PRIMEIRA CONVERSA DO ANO

Atribuem a Roberto Pompeu de Toledo (tentei até um contato com ele, mas, não consegui) e a Carlos Drummond de Andrade (provavelmente não é dele, vi sua obra completa e não encontrei nada) a frase: “Quem teve a ideia de cortar o tempo em fatias, a que se deu o nome de ano, foi um indivíduo genial. Industrializou a esperança fazendo-a funcionar no limite da exaustão. Doze meses dão para qualquer ser humano se cansar e entregar os pontos. Aí entra o milagre da renovação e tudo começa outra vez com outro número e outra vontade de acreditar que daqui para adiante vai ser diferente…”. Este trecho é apresentado como poema, embora tendo a poeira da poesia, ele parece mais crônica, texto do cotidiano e, sendo de quem for, é genial mesmo.
Há uma semana era 2018, hoje estamos no 5° dia do ano. Escrevo esta coluna no segundo dia, ainda cansado das festividades e atividades. Neste fim de ano, entre a semana que antecede o natal e a última semana de 2018, concluí um novo livro, o 23º. Seguramente sairá este ano, pois, tem muitos que concluo e não publico, porque acho que ainda não é hora. 2018 foi ano bom, com perdas, alegrias, esperança e a felicidade que construímos diariamente, com a ajuda de todos, pois, não se é feliz sozinho. Foi o que aprendi nestes 45 anos, posso até estar errado, mas, hoje é o que posso afirmar.

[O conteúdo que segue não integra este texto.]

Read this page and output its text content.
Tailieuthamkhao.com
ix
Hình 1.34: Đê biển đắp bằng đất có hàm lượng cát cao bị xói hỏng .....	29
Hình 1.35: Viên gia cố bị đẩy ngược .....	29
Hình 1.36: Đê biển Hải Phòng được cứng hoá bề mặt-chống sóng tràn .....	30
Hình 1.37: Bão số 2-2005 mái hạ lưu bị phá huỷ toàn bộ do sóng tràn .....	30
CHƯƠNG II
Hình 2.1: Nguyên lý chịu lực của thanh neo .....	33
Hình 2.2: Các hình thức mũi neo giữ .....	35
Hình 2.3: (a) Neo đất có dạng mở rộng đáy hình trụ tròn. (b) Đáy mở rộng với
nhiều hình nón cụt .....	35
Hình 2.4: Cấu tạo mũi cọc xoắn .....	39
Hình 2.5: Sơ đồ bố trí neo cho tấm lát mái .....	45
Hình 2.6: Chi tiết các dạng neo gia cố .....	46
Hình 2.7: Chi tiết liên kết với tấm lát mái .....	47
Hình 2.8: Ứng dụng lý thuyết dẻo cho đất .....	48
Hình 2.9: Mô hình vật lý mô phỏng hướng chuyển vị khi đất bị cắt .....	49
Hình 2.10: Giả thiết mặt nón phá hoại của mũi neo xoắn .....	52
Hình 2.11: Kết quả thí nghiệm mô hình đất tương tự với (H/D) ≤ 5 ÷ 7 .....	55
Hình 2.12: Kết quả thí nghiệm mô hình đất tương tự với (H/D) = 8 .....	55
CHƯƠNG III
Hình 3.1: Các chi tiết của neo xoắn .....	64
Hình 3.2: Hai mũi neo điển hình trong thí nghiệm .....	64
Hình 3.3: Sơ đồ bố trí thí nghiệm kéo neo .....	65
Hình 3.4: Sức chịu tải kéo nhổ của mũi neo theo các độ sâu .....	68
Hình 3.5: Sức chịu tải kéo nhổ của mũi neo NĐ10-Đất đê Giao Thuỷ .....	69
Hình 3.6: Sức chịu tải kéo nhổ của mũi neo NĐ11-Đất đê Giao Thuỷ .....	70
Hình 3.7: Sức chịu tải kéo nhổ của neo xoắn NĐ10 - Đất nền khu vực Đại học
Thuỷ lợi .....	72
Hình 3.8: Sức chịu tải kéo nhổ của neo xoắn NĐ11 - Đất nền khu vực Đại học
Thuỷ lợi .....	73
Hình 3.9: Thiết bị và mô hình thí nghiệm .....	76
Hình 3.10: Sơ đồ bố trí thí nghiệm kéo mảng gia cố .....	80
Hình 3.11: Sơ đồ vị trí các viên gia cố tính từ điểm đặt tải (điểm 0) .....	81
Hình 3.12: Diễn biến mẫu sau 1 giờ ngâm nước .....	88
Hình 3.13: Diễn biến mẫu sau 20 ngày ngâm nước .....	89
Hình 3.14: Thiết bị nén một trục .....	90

Então, renovemos a esperança e desejo, sempre, que as alegrias natalinas nos acompanhem neste novo ano e porque não dizer, por toda a nossa vida e mesmo quando a vida aqui cessar, a esperança da ressurreição nos acompanhará.

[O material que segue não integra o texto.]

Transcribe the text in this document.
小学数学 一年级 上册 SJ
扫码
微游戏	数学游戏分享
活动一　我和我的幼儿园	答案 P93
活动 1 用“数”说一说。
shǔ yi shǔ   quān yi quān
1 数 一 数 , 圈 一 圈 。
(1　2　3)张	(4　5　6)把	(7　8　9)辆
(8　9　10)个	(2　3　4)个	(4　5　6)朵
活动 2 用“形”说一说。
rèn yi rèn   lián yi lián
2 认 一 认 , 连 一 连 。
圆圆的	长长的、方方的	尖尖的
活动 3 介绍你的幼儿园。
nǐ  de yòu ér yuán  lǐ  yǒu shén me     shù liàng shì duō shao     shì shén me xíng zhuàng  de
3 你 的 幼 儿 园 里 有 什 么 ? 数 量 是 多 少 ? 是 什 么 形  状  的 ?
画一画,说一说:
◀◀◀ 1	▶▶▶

Nesta primeira semana do ano, além dos cuidados com documentos formais da Causa de Beatificação do Servo de Deus Joaquim Arnóbio de Andrade que serão encaminhados à Santa Sé, tratei de atualizar processos, correspondências etc. Tenho o hábito de imprimir e-mails e colacioná-los em pasta, conforme seu assunto. Fico meio “encabulado” quando recebo algum e-mail elogioso quanto a mim ou ao que faço. Como meu e-mail é público, recebo muitas mensagens que aguardam o momento para ter resposta. Destas, em agosto passado, recebi uma do poeta Wesley Ribeiro Dias, ele não me disse se é de Sobral, mas, creio que é de nossa região. Dizia-me que gosta muito dessa coluna e homenageou o jornal pelo seu centenário, com um soneto. Pediu-me opinião sobre o assunto. Confesso que sou poeta de verso livre; vez por outra rimo, uso da métrica, mas, no geral, o que aprecio é a beleza e neste quesito, poeta Wesley, seu soneto está muito bom, por isso, o reproduzo aqui:
“A voz empostada e fina da Princesa/ Despontou do interior do agreste/ Para que o mundo tivesse inteireza/ Da fé, da poesia do Nordeste.// Essa voz religiosa de beleza/ Informava da diocese à leste e oeste/ E com o tempo, encorpou grandeza/ E louvor de glória agora veste.// O jornal que deu voz a Sobral/ É a nossa certidão de nascimento;/ De Dom José saudoso óbolo.// É gazeta de bem e não de mal/ E pela sólida credibilidade de conhecimento,/ Deixou de ser Correio da Semana, é o do século”.
Meus respeitos!
Este ano serão 101 anos e nosso jornal segue adiante, compromissado com seus valores e com a boa-nova, boa notícia!
Espero que a conversa inicial tenha valido. Se Deus nos permitir, daremos continuidade no decorrer do feliz ano novo!